William Gillespie was born in China in 1905, the fourth child and only son of missionary parents. The family returned to Britain in 1915 to further their children's education and settled in Edinburgh. By obtaining scholarships, Gillespie graduated in medicine at the University of Edinburgh in 1929. After short periods as a house physician, he obtained a travelling scholarship to study in Vienna, officially to study psychiatry and neurology but keen to pursue his interest in psychoanalysis, including through an analysis with Edward Hitschmann.
Gillespie returned to London in Dec 1931 and began work with elderly patients at Tooting Bec Hospital. He submitted a psychoanalytically-based thesis on senile dementia for his MD degree and was accepted for training at the British Psychoanalytical Society, entering into analysis with Ella Sharpe. During lectures by John Rickman, he met his first wife, Dr Helen Turover; they married in 1932 and had two children shortly afterwards. In 1937 William became an Associate Member of the British Psychoanalytical Society and passed the examination for the Royal College of Physicians. In the mid-1930s, he also started part-time work at the Maudsley Hospital, with which he was involved until his mandatory retirement at the age of 65. During the Second World War, he worked full-time in the Emergency Service of the Maudsley affiliate at Mill Hill.
In the same period, Gillespie participated in in the Controversial Discussions at the British Psychoanalytical Society. He worked with like-minded colleagues to formalise the running of the Society with a new constitution, which included tenure limits for officers. Sylvia Payne was then elected president of the Society in 1944 and Gillespie became director of the London Clinic of Psychoanalysis. By 1947 he had been elected training secretary and became president of the Society in 1950 - at the age of 45, he was by far the youngest to have been appointed to that position - and he has been credited with helping to develop stability within the Society. He also served on special committees of the Society to testify before the Royal Commission on Capital Punishment (1950) and the Parliamentary Committee on Homosexuality (1954/5), both of which contributed to significant changes in national policy.
From 1953, Gillespie was invited to stand for a vice-presidency of the International Psychoanalytical Association and embarked on twenty consecutive years serving on its central executive. He was elected in 1957 as the eighth president of the IPA and served two terms; in 1961, he was elected again as a vice-president and held this post until 1973 when he declined to run again. Here too, he was recognized as an able administrator and contributed to negotiating a rewritten constitution and by-laws for the Association.
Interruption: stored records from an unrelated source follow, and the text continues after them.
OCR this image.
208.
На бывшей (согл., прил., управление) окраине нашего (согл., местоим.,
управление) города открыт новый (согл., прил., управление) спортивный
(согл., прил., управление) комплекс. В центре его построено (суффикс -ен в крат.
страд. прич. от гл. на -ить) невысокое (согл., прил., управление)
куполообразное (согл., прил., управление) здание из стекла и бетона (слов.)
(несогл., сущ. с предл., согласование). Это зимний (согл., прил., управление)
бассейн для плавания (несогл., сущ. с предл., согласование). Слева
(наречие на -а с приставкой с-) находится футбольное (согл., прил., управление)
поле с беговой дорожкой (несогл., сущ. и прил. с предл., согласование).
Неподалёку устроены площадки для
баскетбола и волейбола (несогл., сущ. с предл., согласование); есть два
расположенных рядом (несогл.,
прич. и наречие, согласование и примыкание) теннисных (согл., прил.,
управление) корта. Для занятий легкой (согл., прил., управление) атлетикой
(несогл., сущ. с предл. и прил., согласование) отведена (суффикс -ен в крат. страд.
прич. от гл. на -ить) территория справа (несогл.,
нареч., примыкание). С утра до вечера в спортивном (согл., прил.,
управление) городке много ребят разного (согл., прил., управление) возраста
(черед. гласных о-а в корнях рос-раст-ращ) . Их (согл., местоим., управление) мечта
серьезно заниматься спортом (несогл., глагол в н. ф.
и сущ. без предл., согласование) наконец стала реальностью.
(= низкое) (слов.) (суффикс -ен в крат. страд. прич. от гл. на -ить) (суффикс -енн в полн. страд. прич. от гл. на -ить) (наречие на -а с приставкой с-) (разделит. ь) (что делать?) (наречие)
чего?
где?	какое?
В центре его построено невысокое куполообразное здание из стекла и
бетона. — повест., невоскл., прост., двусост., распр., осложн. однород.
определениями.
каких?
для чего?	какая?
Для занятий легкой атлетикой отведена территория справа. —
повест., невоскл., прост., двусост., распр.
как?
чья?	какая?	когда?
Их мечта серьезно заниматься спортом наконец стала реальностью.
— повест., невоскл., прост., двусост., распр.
In 1975, on his seventieth birthday, Gillespie was elected to honorary membership of the British Psychoanalytical Society. This was shortly after the death of his wife Helen and a year later he married Sadie Mervis, an analytic colleague. In 1976, he became the second Freud Memorial Professor of Psychoanalysis at University College London, where he gave a series of public lectures on Freud's work and its relationship to other disciplines. In 1991, he was elected by the IPA to a lifetime honorary vice-presidency. He died on 17 July 2001, aged 95.